This interactive resource shows a graph of how many days a location's winter temperatures have been above normal since 1970.
Students can create the graphs in English or Spanish for a range of American cities.
Teaching Tips
Positives
This resource is easy to navigate and can be utilized in a wide range of grade and ability levels.
Students will enjoy looking at locations where they live or have visited, and will learn about how the climate is changing around them.
Additional Prerequisites
Students should be able to read graphs.
Students would benefit from understanding how normal temperatures are calculated.
Differentiation
Cross-curricular connections can be made in math classes focusing on graphs and data, in social studies classes considering how different places are experiencing climate change, and in health classes that are learning about how our changing climate is impacting populations.

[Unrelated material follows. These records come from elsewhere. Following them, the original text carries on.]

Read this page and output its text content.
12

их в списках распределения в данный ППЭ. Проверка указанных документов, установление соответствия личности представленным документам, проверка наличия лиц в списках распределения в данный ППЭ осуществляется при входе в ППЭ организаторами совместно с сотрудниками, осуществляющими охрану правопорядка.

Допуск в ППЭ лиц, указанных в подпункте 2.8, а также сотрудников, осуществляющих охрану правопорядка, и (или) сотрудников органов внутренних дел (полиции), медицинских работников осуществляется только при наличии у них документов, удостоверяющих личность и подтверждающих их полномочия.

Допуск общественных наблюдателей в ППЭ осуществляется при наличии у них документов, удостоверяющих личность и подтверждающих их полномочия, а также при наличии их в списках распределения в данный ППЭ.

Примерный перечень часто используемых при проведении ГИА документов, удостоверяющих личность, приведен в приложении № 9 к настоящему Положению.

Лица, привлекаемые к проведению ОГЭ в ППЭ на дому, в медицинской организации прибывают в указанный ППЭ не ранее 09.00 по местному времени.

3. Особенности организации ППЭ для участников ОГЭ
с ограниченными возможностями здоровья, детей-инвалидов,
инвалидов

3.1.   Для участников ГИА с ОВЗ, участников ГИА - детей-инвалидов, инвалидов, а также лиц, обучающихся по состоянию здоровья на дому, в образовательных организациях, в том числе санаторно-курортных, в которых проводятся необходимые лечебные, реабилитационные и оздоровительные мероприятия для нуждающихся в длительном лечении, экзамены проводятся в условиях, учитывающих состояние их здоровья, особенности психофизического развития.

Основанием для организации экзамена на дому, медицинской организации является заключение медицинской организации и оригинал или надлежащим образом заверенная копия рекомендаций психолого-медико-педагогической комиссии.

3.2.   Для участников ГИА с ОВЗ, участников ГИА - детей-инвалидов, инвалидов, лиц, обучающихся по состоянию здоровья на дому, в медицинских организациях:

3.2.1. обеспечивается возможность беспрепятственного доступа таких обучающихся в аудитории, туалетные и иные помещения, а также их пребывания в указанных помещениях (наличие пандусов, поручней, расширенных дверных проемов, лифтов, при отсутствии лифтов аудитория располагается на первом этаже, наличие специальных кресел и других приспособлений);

This resource would be a great tool for students to explore after learning about average temperatures. Younger students can read the graph for a location near them together as a class, while older students can be assigned different locations to compare and contrast.
To extend learning, have students use the data presented in the graph they read to predict the days above normal in the next several winters.
Scientist Notes
This graph shows temperature change above normal during winter periods from 1970-2022. As projected, shorter winter periods and anomalies could have impacts on human health, transportation and agricultural production. This resource is recommended for teaching.
Standards
This resource addresses the listed standards. To fully meet standards, search for more related resources.
Next Generation Science Standards (NGSS)
ESS2: Earth's Systems
MS-ESS2-5 Collect data to provide evidence for how the motions and complex interactions of air masses results in changes in weather conditions.
ESS3: Earth and Human Activity
MS-ESS3-5 Ask questions to clarify evidence of the factors that have caused the rise in global temperatures over the past century.
HS-ESS3-5 Analyze geoscience data and the results from global climate models to make an evidence-based forecast of the current rate of global or regional climate change and associated future impacts to Earth systems.